После этой прелюдии состоялась встреча. Я придумал себе какие-то дела в Саутгемптоне и, оказавшись там, пошел на чашку чаю к Хуплерам. Хозяйство у них было весьма скромное, хотя, принимая меня, они старались представить все в более выгодном свете. Тесная гостиная носила явные следы специальной уборки, а круглый стол изобиловал закусками. Большое окно фонарем смотрело на речной порт, и с открывающимся оттуда видом гармонировали стоящая на пианино модель старинного парусника, кораблики в бутылках и цветные гравюры с изображениями различных кораблей. В квартире было довольно много книжных полок, а на столике лежали толстые журналы и еженедельники. Меня ввела маленькая прислуга, а вслед за ней появилась Алиса. Она располнела и выглядела приземистее, чем раньше, но темные глаза ее сияли по-прежнему. Она была все еще красива, отнюдь не отреклась от жизни. При ее появлении в моей памяти ожило многое, как будто позабытое. Я узнал ее красивые брови и мило вьющийся локон над ушком. Она решилась поцеловать меня, а я возвратил поцелуй нежно и с некоторым оттенком сожаления. По крайней мере в тот миг я ощутил его. Следует признать, что сцена эта нам отлично удалась.

— Ты потолстел, Стивен, — сказала Алиса.

— А ты все такая же, прежняя Алиса.

— Ого! — начала Алиса, но, услышав звук шагов в передней, поспешно зашептала: — Мы сказали ей, что ты ее крестный отец. Запомни: крестный!

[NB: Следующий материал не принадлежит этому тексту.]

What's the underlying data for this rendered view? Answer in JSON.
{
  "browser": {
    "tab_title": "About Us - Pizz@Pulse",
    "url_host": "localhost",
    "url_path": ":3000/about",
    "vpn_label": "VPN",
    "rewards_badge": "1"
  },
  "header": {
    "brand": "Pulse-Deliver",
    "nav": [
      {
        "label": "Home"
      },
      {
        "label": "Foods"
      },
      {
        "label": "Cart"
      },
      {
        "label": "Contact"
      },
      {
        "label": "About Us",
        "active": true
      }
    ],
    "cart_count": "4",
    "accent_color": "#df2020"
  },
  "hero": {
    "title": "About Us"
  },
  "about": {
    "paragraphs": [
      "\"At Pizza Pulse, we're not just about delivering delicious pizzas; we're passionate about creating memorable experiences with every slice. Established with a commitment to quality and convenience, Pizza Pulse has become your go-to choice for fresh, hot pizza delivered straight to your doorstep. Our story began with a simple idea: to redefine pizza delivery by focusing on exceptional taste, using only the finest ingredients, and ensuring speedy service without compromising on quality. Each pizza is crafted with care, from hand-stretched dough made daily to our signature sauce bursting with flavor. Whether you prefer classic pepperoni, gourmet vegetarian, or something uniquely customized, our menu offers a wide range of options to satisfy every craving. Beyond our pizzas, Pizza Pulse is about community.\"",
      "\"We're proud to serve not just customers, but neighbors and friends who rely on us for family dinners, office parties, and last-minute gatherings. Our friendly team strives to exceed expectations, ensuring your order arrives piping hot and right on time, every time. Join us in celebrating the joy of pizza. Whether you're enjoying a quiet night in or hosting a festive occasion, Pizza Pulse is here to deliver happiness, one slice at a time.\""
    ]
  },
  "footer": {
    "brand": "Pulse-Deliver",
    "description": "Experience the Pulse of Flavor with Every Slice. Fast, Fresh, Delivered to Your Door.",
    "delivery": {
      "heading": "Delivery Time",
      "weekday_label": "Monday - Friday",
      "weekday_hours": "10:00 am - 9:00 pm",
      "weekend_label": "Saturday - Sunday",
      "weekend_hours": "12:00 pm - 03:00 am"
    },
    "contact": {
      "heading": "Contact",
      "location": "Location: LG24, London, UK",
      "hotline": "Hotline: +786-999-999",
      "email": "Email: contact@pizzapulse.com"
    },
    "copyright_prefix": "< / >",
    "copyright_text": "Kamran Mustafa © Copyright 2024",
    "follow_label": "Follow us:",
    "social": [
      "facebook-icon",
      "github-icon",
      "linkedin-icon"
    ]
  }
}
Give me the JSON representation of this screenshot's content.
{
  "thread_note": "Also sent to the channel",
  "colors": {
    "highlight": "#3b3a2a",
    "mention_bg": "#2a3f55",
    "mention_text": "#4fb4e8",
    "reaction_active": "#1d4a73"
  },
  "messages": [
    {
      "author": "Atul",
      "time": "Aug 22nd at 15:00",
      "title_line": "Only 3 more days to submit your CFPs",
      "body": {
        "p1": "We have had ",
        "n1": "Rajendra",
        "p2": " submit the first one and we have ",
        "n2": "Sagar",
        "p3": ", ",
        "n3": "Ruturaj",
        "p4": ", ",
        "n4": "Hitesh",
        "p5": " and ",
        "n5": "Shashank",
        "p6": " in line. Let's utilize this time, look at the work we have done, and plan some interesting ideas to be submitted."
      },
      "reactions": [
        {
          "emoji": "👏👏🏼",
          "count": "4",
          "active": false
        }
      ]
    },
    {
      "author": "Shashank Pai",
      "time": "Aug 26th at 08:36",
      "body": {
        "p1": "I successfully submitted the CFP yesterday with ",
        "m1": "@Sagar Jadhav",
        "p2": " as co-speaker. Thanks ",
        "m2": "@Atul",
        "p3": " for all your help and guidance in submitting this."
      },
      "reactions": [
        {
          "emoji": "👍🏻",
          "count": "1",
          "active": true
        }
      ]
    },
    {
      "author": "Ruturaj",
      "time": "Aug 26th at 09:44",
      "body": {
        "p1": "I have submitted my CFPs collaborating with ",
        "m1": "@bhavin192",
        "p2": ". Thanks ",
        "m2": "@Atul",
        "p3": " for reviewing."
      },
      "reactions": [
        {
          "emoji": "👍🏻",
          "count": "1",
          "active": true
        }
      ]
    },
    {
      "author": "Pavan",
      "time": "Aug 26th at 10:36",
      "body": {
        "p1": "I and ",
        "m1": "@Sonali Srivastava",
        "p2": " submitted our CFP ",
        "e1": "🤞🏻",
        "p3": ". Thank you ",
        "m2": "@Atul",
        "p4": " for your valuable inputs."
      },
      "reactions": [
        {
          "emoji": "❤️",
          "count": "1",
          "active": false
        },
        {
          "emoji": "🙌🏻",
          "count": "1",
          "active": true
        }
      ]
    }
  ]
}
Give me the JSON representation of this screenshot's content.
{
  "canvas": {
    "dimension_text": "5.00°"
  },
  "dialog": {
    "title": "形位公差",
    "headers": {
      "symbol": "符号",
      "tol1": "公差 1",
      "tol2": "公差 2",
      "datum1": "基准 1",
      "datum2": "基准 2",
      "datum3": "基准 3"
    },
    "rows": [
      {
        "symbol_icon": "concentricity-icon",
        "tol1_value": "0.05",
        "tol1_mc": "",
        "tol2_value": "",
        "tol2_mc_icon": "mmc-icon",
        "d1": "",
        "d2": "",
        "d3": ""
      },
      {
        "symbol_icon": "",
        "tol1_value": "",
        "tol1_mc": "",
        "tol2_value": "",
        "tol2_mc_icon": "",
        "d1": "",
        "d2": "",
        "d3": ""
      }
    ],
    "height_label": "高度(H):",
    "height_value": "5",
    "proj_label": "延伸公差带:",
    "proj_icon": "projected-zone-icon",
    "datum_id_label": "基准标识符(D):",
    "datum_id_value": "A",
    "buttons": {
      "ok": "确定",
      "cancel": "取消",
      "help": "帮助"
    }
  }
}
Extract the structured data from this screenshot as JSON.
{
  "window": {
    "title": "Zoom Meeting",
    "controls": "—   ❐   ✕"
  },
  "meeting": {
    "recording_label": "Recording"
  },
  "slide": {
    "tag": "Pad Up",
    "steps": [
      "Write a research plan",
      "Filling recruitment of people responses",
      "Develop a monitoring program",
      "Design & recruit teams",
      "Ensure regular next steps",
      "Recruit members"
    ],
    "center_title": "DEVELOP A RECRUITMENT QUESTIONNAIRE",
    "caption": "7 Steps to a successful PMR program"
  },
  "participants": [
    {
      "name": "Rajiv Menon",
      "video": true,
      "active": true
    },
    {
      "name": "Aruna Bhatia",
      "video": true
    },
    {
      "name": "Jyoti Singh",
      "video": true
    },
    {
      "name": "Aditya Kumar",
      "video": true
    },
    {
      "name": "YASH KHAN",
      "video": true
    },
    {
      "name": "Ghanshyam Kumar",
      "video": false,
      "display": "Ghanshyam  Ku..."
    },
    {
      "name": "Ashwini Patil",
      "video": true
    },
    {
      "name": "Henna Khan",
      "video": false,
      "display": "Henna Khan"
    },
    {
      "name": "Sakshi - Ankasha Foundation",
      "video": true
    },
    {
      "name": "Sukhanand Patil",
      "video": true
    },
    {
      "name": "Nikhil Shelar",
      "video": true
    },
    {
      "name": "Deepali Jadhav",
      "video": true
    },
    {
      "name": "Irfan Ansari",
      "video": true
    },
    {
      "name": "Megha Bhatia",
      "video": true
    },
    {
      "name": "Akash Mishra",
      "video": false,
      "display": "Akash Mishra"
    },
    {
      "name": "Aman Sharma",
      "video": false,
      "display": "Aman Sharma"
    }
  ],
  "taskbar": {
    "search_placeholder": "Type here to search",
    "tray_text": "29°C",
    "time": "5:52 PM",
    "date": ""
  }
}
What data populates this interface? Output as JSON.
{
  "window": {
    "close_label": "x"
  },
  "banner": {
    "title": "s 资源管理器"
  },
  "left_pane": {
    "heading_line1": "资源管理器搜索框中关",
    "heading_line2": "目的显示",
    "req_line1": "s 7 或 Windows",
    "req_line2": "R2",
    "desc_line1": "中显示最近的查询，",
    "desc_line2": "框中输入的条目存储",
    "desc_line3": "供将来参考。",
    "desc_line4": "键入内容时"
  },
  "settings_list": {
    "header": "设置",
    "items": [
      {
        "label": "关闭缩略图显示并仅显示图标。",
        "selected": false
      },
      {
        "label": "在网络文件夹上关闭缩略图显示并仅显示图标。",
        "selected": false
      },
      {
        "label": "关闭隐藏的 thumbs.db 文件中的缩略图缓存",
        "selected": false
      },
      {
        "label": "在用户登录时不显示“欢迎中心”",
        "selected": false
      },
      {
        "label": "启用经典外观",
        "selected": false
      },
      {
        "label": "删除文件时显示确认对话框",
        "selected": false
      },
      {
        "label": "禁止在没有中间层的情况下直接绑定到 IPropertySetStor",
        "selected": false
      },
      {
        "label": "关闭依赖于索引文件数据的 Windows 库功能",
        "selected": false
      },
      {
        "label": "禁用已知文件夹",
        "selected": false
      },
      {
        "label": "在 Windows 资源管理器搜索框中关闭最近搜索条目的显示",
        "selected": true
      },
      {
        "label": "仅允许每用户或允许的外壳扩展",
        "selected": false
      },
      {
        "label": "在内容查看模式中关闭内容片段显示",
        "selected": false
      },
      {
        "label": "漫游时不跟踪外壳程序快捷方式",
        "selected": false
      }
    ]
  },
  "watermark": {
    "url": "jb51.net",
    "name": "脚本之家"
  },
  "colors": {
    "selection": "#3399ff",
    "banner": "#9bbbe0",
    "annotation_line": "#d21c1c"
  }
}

Сперва вошли дети Хуплера, мальчик в очках и тринадцатилетняя толстая девочка, а примерно минуту спустя явилась моя шестнадцатилетняя Летиция. Я с удовольствием подметил, что она намного красивее этих детей. Всякий мужчина на моем месте отреагировал бы подобным же образом. Я не задумывался тогда над тем, что парочка младших Хуплеров находится как раз в самом малограциозном возрасте (уж очень они быстро тянутся!) и что девочка, которая на семнадцатой весне была бы лишена прелести, была бы чрезвычайно жалким и невезучим созданием. Но Летиция показалась мне прелестнейшим подростком. Можно было предвидеть, что она будет столь же привлекательна, как и ее мать на заре нашей любви. На душе у меня потеплело, когда я ее увидел. Личико у нее было умненькое, хотя и немного замкнутое; чувства ее еще не пробудились. Она мало говорила, но зато у нее были красивые руки, и я любовался ими, когда она наливала чай, придвигала тарелки и нарезала торт. Кстати, стоит ли девушке, пока она такая хорошенькая, быть особенно красноречивой?

Если мне не изменяет память, мы беседовали о саутгемптонской гавани, о кораблях и путешествиях, пока не пришел Хуплер.

Он располнел со времен нашего романтического столкновения, сделался уверенней в себе, меньше сутулился, и очки у него были еще сильнее, чем прежде. С первой его фразы я понял, что передо мной энергичный, но туповатый, уверенный в собственном величии господин, один из тех, кто способен омрачить все и вся. Он непременно должен был оказывать омертвляющее влияние на все свое семейство. Я помнил его молчаливым и замкнутым, но, безусловно, его тогдашняя молчаливость вызвана была наплывом бурных чувств. Теперь у него было что сказать каждому — разве только, что слова его, собственно говоря, ничего не выражали и никуда не вели. Приветствовал он меня уважительно и дружелюбно.

— Домик у меня тесный, да свой, — изрек он. — Отсюда видна только речная пристань Айтчен, но мы и тут чувствуем дыхание моря. Удивительно; до чего это влияет на душу! Кровь Островитян! Я, правду сказать, родом из Нанитона, но это неважно. Как видите, я начал коллекционировать кораблики в бутылках. Работа узников и моряков. Это совершенно меня захватило.